Similarly, the phylloxera aphid arrived in Europe from North America in the 1850s on the steamships and was now able to survive the much reduced crossing time. Over the next thirty years, it literally destroyed Europe’s vineyards, obliterating the Old World’s wine industry for a quarter of a century before an effective way of combating the grape disease was found. The knock-on market implications of this were that overseas producers of wine like Australia, New Zealand, Argentina, and Chile, which had been minnows in the global wine trade up to that time, suddenly emerged as major market players in the 1870s, 1880s, and 1890s.
Thus, the development of the steamships in the 1840s didn’t just disrupt the transportation market in the middle of the nineteenth century, its knock-on effects were disrupting all kinds of other markets even decades later in the same way that the opening up of the Chinese economy has transformed the global economy over the last thirty years.

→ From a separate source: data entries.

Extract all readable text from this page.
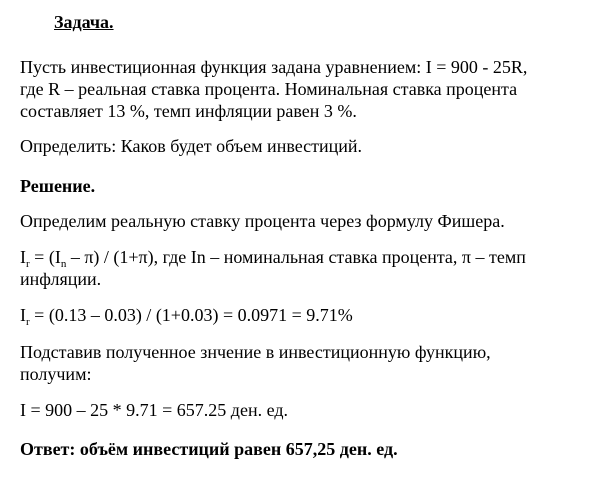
Задача.
Пусть инвестиционная функция задана уравнением: I = 900 - 25R,
где R – реальная ставка процента. Номинальная ставка процента
составляет 13 %, темп инфляции равен 3 %.
Определить: Каков будет объем инвестиций.
Решение.
Определим реальную ставку процента через формулу Фишера.
$I_r = (I_n - \pi) / (1+\pi)$, где In – номинальная ставка процента, π – темп
инфляции.
$I_r = (0.13 - 0.03) / (1+0.03) = 0.0971 = 9.71\%$
Подставив полученное знчение в инвестиционную функцию,
получим:
I = 900 – 25 * 9.71 = 657.25 ден. ед.
Ответ: объём инвестиций равен 657,25 ден. ед.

Not all market disruptions and technological innovations are about making a more sophisticated or technologically advanced product. This has certainly been the case in times gone by when bronze represented an advance on copper or moveable text represented a step forward from block printing. But in modern times market disruption has just as often been about simplification alongside innovation and development. Take the example of one of the world’s most successful companies of the Digital Revolution: Google, also known these days as Alphabet.
Larry Page and Sergei Brin didn’t invent the search engine. That particular credit can be claimed by Alan Emtage, who devised Archie, the first web search engine, at McGill University in Montreal in 1990. Nor did Page and Brin develop a more sophisticated search engine than all their competitors in 1998. Instead, they hugely disrupted the market and then conquered it simply by simplifying the search engine market. Where Yahoo, AltaVista, and other rivals with greater market share at the time had busy home pages full of news headlines, weather details, and other icons, Brin and Page presented a simple screen with a search bar in the middle and pretty much nothing else.
Google has risen since to consistently control more than 90% of the search engine market. They didn’t do it by innovating or complicating matters, they simply engaged in extreme simplification. So, it turns out that after thousands of years of technological development and human societal advancement sometimes market disruption can be as simple as realizing that less is more.